Jim Butcher is an unapologetic dork, writing a series about a dork who happens to be a wizard, for an audience of dorks. He’s also a damn good author with an eye for self-improvement and detail. In White Night, he manages to balance the meta-plot of his series with the isolated “who-dunnit” model all of his Dresden books seem to follow. A recently demoted Sgt. Murphy calls Harry Dresden, now burdened by an apprentice, in on a case. Like most of the series’ plots, this one features a supernatural serial killer who only the wizard for hire can hope to stop, but Butcher makes this case feel like Dresden’s first by incorporating the new apprentice and a few other younger characters.

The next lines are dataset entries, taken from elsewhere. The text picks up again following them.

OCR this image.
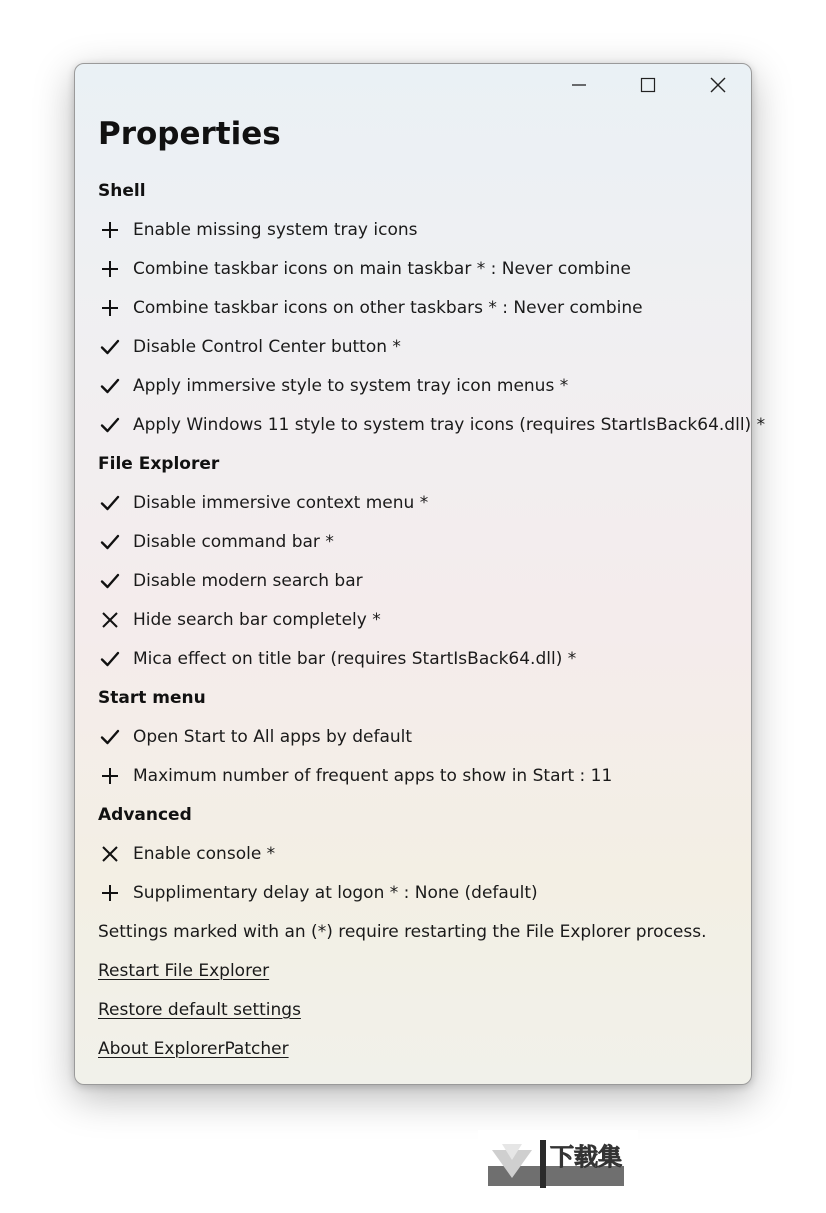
Properties
Shell
Enable missing system tray icons
Combine taskbar icons on main taskbar * : Never combine
Combine taskbar icons on other taskbars * : Never combine
Disable Control Center button *
Apply immersive style to system tray icon menus *
Apply Windows 11 style to system tray icons (requires StartIsBack64.dll) *
File Explorer
Disable immersive context menu *
Disable command bar *
Disable modern search bar
Hide search bar completely *
Mica effect on title bar (requires StartIsBack64.dll) *
Start menu
Open Start to All apps by default
Maximum number of frequent apps to show in Start : 11
Advanced
Enable console *
Supplimentary delay at logon * : None (default)
Settings marked with an (*) require restarting the File Explorer process.
Restart File Explorer
Restore default settings
About ExplorerPatcher
下载集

This is also how Butcher introduces readers who might be new to the series to his ever-growing cast, as well as the meta-plot. Beyond the “private eye with magic powers” bit, a carefully crafted universe helps to flesh out the novel. A secret society conspiring against Dresden and his cohorts seems to be behind this particular crime and a few of the previous crimes found in other novels of the series. At no time does Butcher make it a requirement to read his other novels in order to enjoy this one, however, so readers can pick up White Night and enjoy it on its own terms if they desire.

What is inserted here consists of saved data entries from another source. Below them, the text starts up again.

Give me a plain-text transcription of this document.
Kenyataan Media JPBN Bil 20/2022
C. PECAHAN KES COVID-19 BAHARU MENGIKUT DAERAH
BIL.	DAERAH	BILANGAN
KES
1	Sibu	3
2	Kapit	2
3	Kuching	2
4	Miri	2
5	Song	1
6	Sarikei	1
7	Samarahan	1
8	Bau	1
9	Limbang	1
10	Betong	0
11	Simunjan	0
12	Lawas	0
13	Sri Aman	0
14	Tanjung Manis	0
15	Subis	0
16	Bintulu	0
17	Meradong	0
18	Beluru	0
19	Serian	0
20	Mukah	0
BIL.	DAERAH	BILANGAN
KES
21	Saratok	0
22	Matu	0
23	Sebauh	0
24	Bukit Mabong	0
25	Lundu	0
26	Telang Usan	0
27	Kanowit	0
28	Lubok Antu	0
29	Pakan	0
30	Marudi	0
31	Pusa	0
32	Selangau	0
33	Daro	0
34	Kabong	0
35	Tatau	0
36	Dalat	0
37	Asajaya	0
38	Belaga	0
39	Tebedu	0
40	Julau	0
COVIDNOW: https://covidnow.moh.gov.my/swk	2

The pithy references to dork culture act as Easter-eggs scattered about the book, and Butcher’s characters are well aware of the origins of their repartee. That said, the author still finds ways to create tension. Even with another novel already announced, readers will find themselves concerned for Dresden’s fate, and the fate of those characters close to him. Butcher is quite accomplished when it comes to putting his characters in peril and the mistakes they make are all too human. In my case, I had no choice but to keep barreling through to the end to find out who the actual culprit was and to see if the protagonists would make it out of this one alive.

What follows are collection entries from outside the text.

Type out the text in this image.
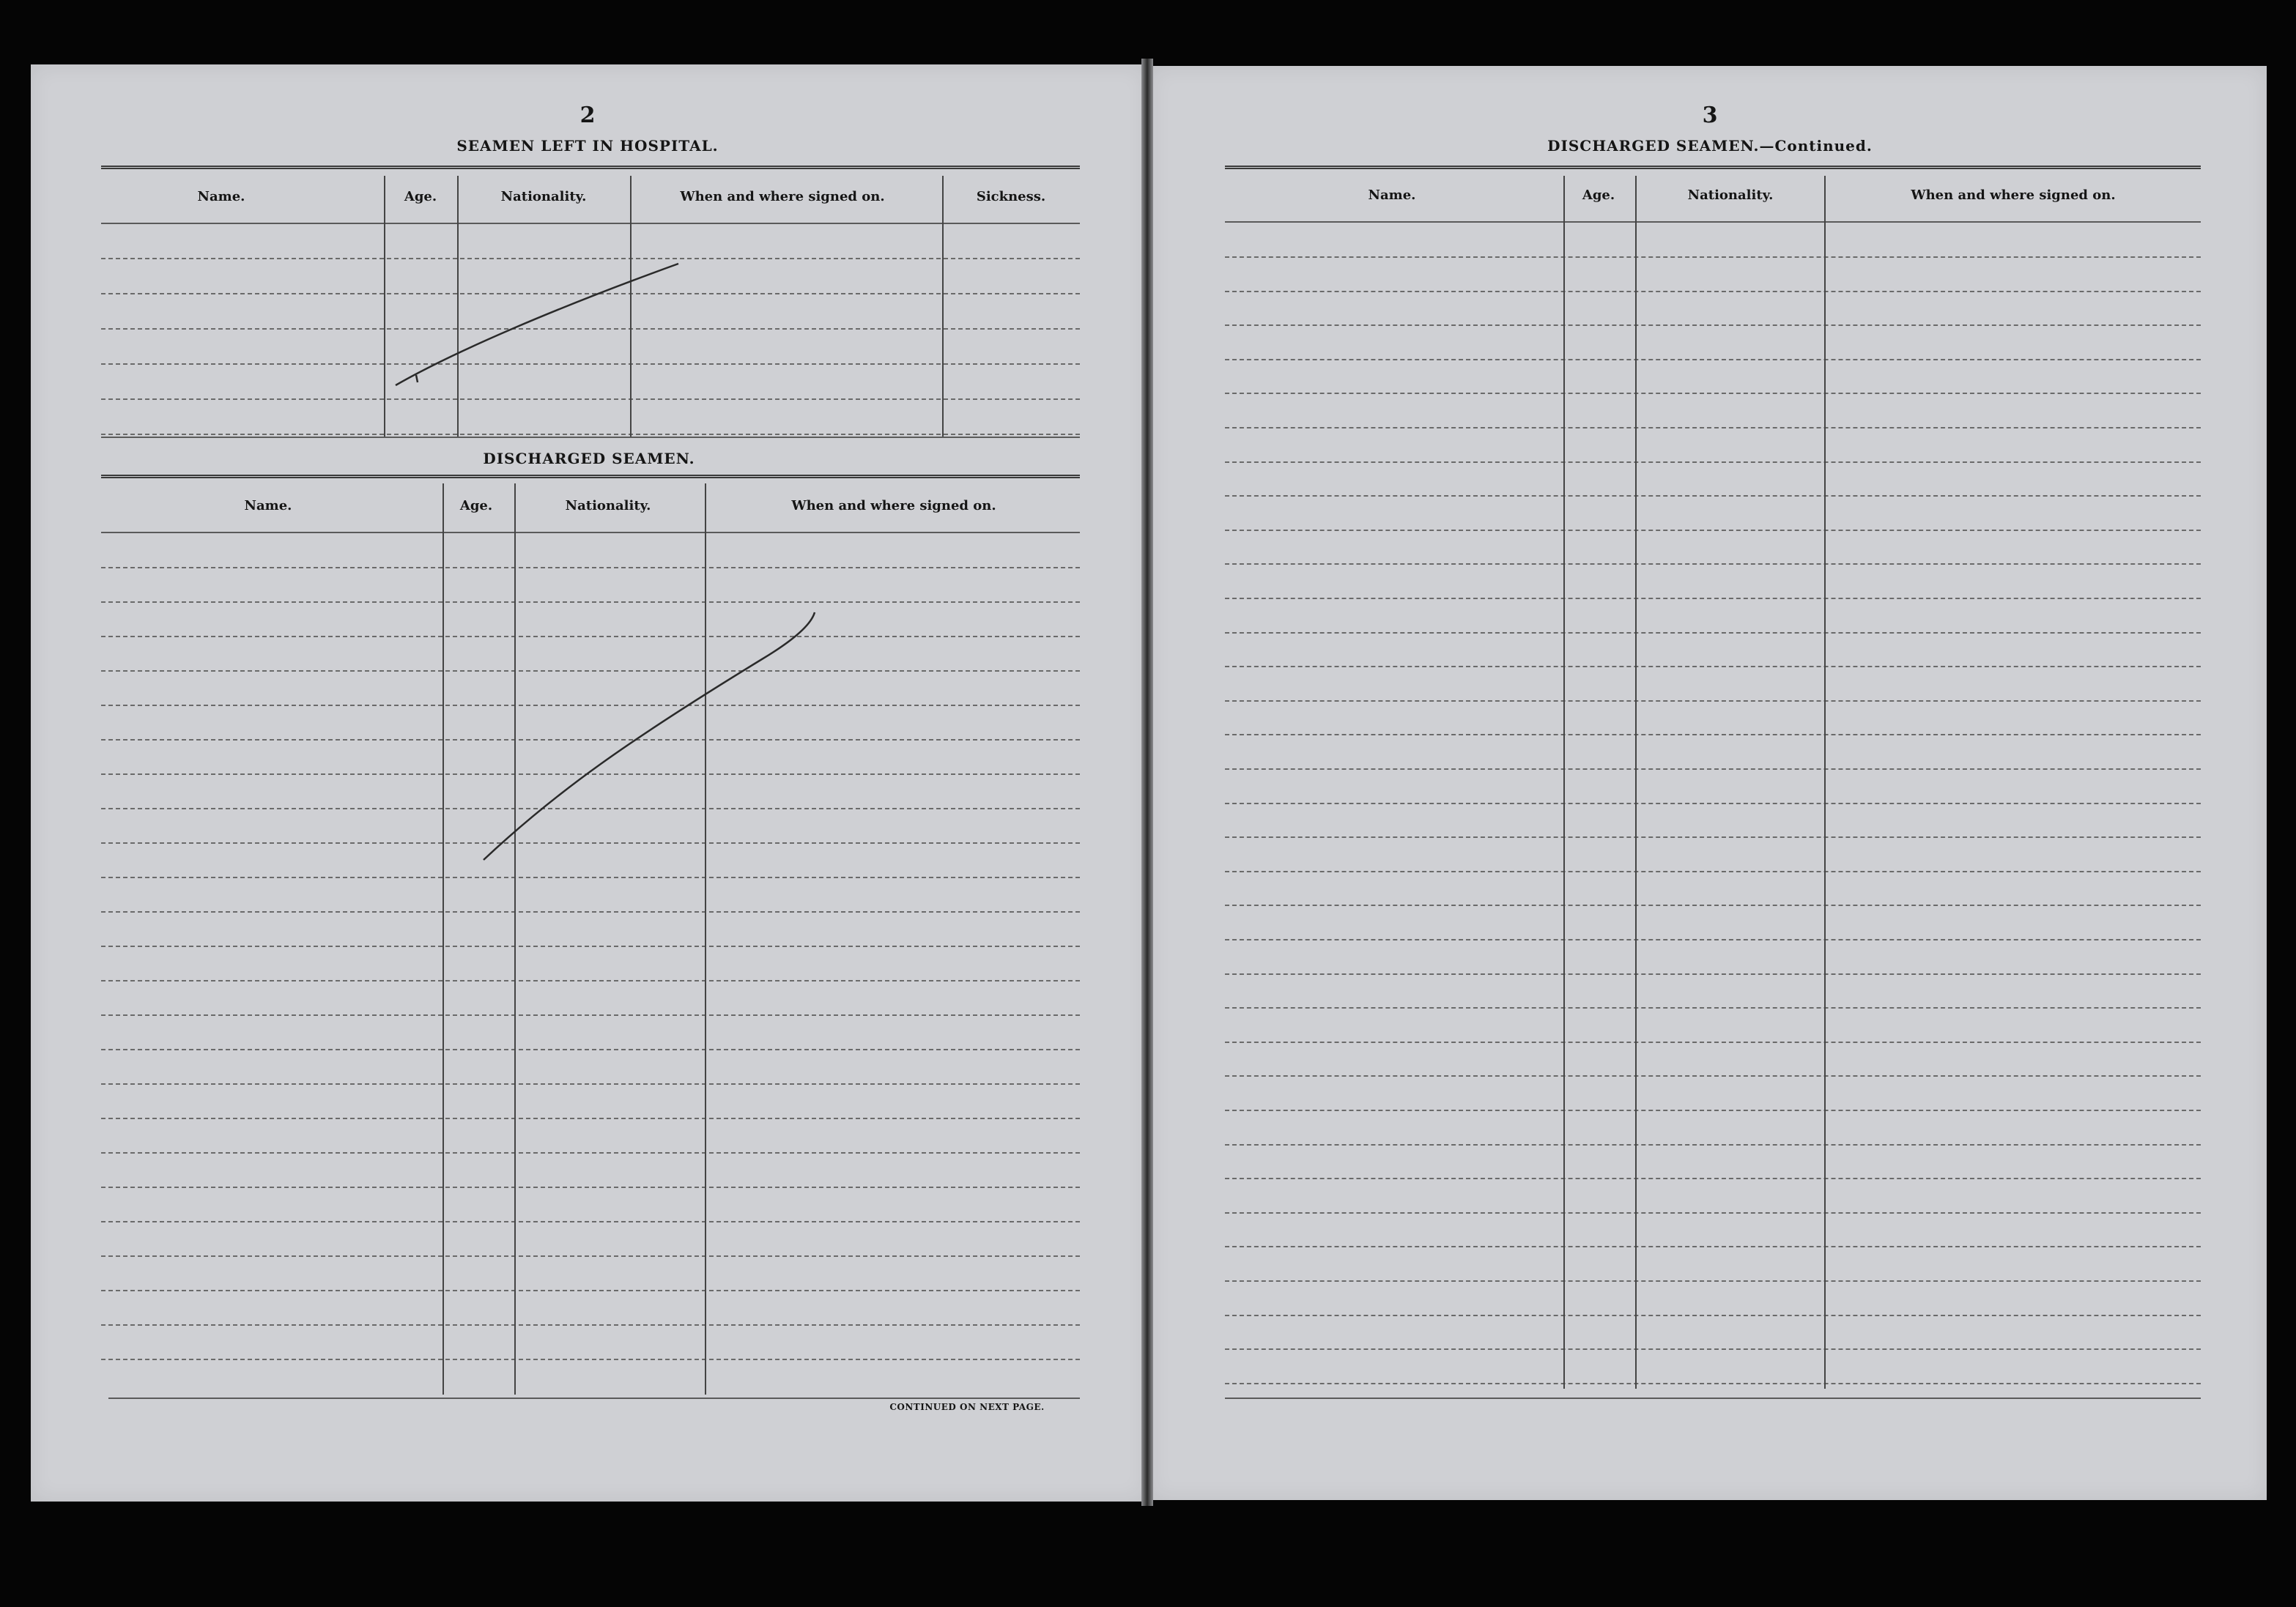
2
SEAMEN LEFT IN HOSPITAL.
Name.	Age.	Nationality.	When and where signed on.	Sickness.
DISCHARGED SEAMEN.
Name.	Age.	Nationality.	When and where signed on.
CONTINUED ON NEXT PAGE.
3
DISCHARGED SEAMEN.—Continued.
Name.	Age.	Nationality.	When and where signed on.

For fans of the series, Butcher’s writing has noticeably evolved. White Night is the least formulaic of his series so far. If he keeps it up, Butcher may well go down as the Elmore Leonard of dorkdom. The humor comes across as more natural and relaxed in this installment and he writes Dresden as a little bit older and wiser. Think Han Solo by the end of Return of the Jedi. There is a maturity to be found in the novel that seems to be replaced by cheesy sex or chaotic violence in the hands of other authors of this genre. Overall, it reminds me of the social changes I experienced when I became a father, and it isn’t something most authors even come close to capturing.
Two days well spent, and I have to wait until April of 2008 for the next installment. See, though White Night easily stands alone on its own merits, there is something infectiously familiar about Butcher’s characters to a dork like me. Will Dresden survive his conspirators? Will Molly turn back to black magic? Who is the turncoat in the ranks of the White Council? Who will win the war between the wizards and the vampires? All these questions will have to wait until April, and even then, there is no promise of a simple resolution. Butcher, at the heart of these novels, is writing about people who make mistakes like everyone else, and how they cope with the fallout after. This book will answer questions for fans of the series, but it poses so many more that April seems too far away.